All right, she was kinda cute. Because I was young and naive and stupid, I must have given her my home address. Maybe I was horny. Anyway, the next night I find the cords in my mailbox with a note that simply said “thank you.” That was touching. How much did these cost altogether, something like a buck?
Anyway, enough about mystery-girl because this segues into an important point. So let me expound a bit more on this second issue. It is the very foundation of a civilized society. To say…if you go out of your way to help someone, but not that far out of your way, it doesn’t mean anything even if it means the world to them. We cannot survive with this mindset achieving dominance. We really can’t. Think about it. You’re still left standing, so when the time comes to recite the wonderful things you’ve done for people you might as well skip over this one, even though, to the beneficiary, your decision changed everything around for the better. It’s still a big nothing?

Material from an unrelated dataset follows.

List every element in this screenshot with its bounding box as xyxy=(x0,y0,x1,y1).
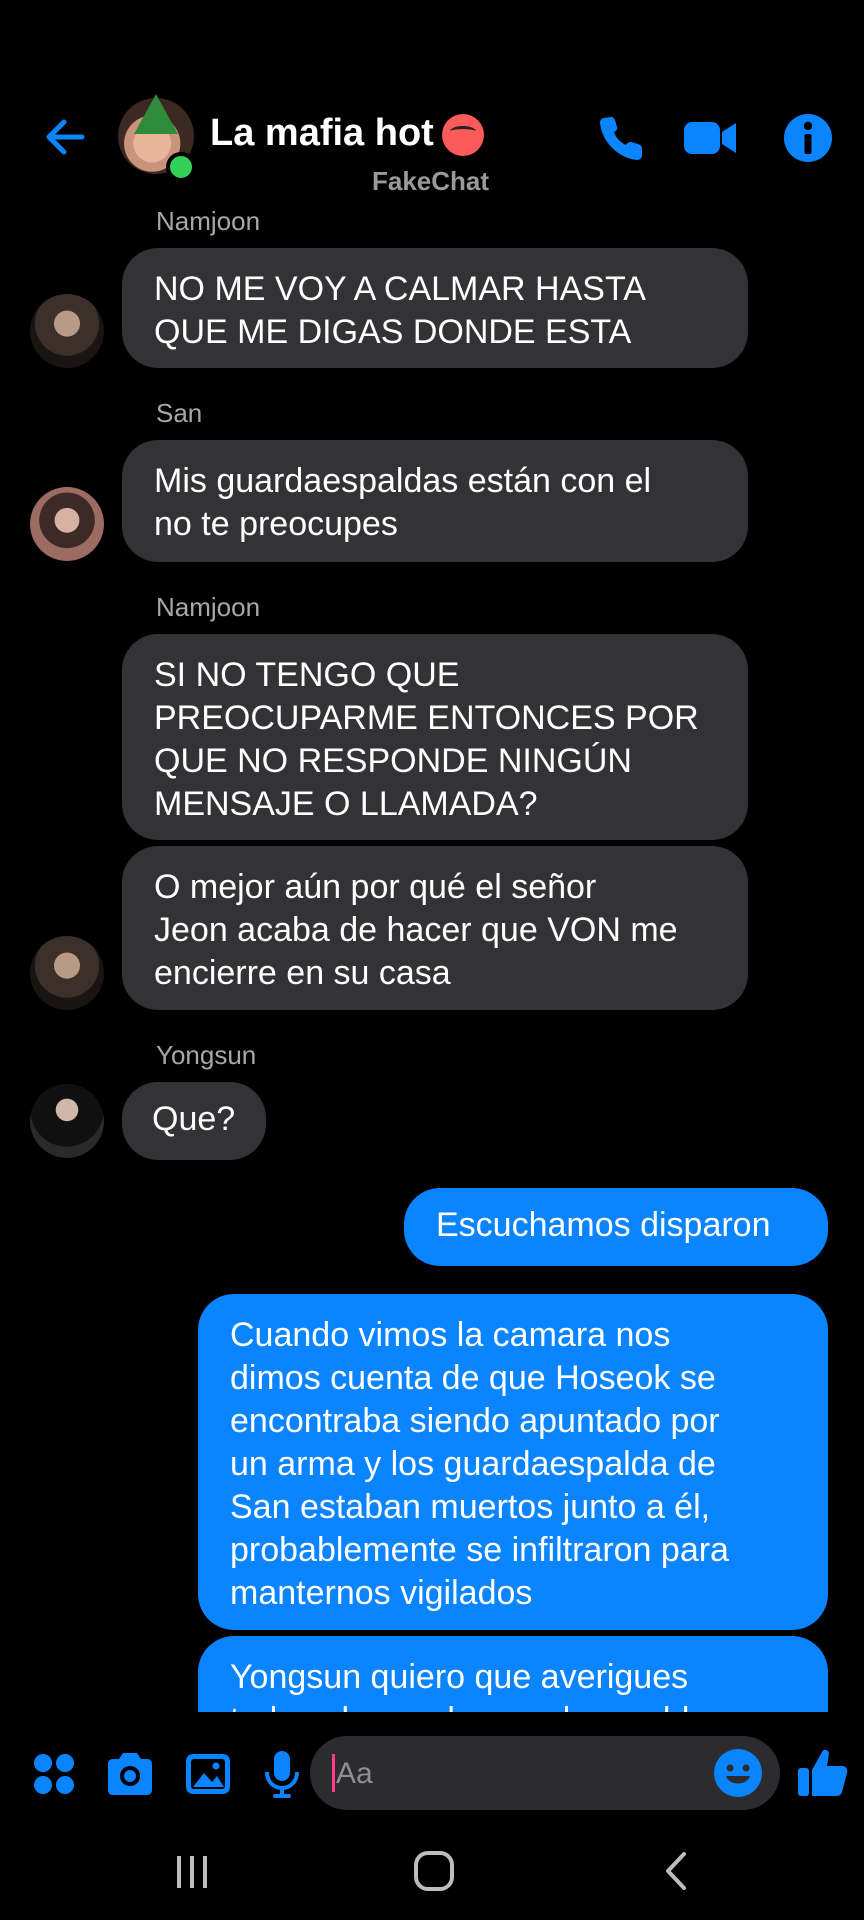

And it’s a nothing according to what? How important is this reciting of wonderful things you’ve done? Shouldn’t that more properly be between you and your maker? Don’t we want to live in a society where we just — do stuff, and keep our mouths shut about it? I haven’t said one word to anyone about bungee-girl for twenty-three years. That’s the way it should be, right? Open the door for the lady, lend your seat on the bus to the old guy, carry the pregnant woman’s bags up the stairs, donate anonymously.
If the sacrifice means everything and the effect of the gift means nothing, I’ll tell you where this puts us. It means: Helping people is not about helping people. Helping people, instead, is about bragging rights. That, and nothing else. Hey, look at me…I have no money, because I gave it all away…to…well, I dunno, and who cares about that. Maybe that bum will buy himself his first hot meal in over a week, or maybe he’ll blow it on hooch. Who cares? He’s got all my money. I’m broke and virtuous, that’s all that matters.
That, logically, would take us to a situation where nobody helps anybody else unless it can be established that a nice story can be told about it.
That’s a good definition of a savage right there. This is precisely what a civilized society should try not to become.
I think it’s just awful.
I’m not ready to say it’s 180 degrees off course; to say, James and Della did something completely meaningless. If you sacrifice everything, and through an innocent mistake come to find out you didn’t do anything meaningful, I think you still deserve props. There is love in that. But it isn’t the definition of love; if you run around looking for ways to give everything up, and then ultimately find such an opportunity, that by itself doesn’t make you a loving person. It makes you a bit of a twit.
But I suppose twits have a rough time dealing with the fact that some other people aren’t twits. This makes them angry and upset. That doesn’t mean they have to be in charge of defining what is & isn’t meaningful about gift-giving. Just means they’re nasty twits, that’s all.